Haftada ikişer saat olarak verdiği bu derste Heidegger, Hegel’in 1807’de yayımlanan Tinin Fenomenolojisi adlı kitabının “A. Bilinç” ve “B. Kendinin Bilinci” bölümlerinin ayrıntılı açıklama ve yorumunu sunmuştur.

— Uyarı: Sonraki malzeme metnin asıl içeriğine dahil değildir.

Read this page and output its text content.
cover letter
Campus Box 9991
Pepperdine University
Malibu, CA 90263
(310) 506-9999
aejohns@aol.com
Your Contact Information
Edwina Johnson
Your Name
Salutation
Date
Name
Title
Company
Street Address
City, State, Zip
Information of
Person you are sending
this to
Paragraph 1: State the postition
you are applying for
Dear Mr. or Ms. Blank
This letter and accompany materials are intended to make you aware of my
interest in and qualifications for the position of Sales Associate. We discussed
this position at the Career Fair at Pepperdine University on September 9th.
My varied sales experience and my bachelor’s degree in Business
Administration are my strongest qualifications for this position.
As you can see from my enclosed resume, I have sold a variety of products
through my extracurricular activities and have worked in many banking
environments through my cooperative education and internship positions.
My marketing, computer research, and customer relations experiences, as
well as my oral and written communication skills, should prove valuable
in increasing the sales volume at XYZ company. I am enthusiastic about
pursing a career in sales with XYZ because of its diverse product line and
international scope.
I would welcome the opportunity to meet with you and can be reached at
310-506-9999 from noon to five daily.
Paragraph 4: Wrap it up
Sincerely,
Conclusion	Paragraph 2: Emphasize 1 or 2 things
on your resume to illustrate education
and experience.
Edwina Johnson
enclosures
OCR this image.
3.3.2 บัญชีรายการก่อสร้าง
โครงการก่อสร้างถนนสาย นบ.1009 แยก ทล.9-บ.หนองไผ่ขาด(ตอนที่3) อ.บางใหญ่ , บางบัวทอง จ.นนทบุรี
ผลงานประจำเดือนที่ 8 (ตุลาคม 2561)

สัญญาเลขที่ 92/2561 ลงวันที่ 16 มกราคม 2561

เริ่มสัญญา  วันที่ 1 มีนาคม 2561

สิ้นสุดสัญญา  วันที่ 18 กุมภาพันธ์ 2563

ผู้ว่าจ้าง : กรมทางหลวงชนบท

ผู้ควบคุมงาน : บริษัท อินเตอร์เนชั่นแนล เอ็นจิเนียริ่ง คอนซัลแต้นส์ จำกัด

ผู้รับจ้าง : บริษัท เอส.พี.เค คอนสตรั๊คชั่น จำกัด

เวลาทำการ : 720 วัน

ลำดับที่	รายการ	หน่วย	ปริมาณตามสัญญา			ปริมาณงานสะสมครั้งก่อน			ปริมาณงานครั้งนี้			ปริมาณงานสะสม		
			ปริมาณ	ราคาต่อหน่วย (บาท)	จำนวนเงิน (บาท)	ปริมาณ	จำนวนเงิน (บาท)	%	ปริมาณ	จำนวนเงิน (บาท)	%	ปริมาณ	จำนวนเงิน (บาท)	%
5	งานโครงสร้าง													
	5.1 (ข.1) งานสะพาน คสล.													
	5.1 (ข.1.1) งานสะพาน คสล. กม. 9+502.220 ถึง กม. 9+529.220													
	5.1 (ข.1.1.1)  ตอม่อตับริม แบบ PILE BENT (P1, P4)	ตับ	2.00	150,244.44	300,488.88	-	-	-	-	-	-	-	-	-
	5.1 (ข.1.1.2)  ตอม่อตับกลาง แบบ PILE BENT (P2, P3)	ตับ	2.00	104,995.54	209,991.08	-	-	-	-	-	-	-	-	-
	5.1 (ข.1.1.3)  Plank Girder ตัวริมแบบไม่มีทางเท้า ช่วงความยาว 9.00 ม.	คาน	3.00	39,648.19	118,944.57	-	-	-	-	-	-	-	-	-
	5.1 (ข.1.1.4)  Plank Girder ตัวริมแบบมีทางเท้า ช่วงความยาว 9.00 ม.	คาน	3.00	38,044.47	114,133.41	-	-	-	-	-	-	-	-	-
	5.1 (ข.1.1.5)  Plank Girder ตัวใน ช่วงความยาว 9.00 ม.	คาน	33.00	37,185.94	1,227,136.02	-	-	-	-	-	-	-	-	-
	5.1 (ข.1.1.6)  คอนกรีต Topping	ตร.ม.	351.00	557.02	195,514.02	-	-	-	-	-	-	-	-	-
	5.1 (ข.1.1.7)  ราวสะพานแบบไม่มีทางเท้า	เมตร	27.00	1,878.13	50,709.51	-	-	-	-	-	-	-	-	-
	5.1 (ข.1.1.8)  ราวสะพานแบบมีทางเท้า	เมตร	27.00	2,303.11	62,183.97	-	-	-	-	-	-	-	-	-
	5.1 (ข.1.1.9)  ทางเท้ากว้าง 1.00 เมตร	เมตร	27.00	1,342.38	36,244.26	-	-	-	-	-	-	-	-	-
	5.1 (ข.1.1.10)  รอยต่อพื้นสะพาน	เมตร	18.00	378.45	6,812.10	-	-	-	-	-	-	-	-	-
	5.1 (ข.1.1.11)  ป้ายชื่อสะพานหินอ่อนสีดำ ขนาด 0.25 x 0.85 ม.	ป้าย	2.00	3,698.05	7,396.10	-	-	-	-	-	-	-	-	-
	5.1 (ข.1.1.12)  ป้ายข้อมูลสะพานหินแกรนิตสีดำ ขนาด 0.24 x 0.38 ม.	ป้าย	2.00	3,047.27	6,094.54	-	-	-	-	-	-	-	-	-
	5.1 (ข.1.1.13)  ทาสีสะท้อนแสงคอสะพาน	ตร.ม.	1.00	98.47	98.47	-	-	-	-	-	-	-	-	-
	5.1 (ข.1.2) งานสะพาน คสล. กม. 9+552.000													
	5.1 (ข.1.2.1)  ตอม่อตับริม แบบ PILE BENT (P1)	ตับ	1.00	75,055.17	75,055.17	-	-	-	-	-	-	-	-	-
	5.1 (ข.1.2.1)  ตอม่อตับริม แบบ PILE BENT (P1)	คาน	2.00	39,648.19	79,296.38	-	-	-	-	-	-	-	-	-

Önemli bir felsefecinin, büyük bir felsefeciyi nasıl alınmadığına, yorumladığına ve anladığına şahit olup izini sürmek bakımından buradaki dersler, son derece heyecan verici ve açıklayıcı birer örnek oluşturmaktadır. Buradaki derslerinde Heidegger, önce konuya giriş olması bakımından “bilimin sistemi” içinde Tinin Fenomenolojisi’nin yerini belirlemekte ve amacını ortaya koymaktadır. Daha sonra, bu yapıtın tümü hakkında bir ön bakış sunarak Tinin Fenomenolojisi’ndeki ana düşüncenin “mutlak olanla mutlak olarak” başlayarak tinin “kendine varışının aşamalarını serimlemek” olduğunu ifade etmektedir.

Heidegger dersinin en sonunda şu soruyu sorar; “Bu yapıtın en iç taleplerine layık olabilme isteği uyanmış mıdır içinizde- her birinizin kendi hakkı kadar ve kendi güç ve ölçüsüne göre?”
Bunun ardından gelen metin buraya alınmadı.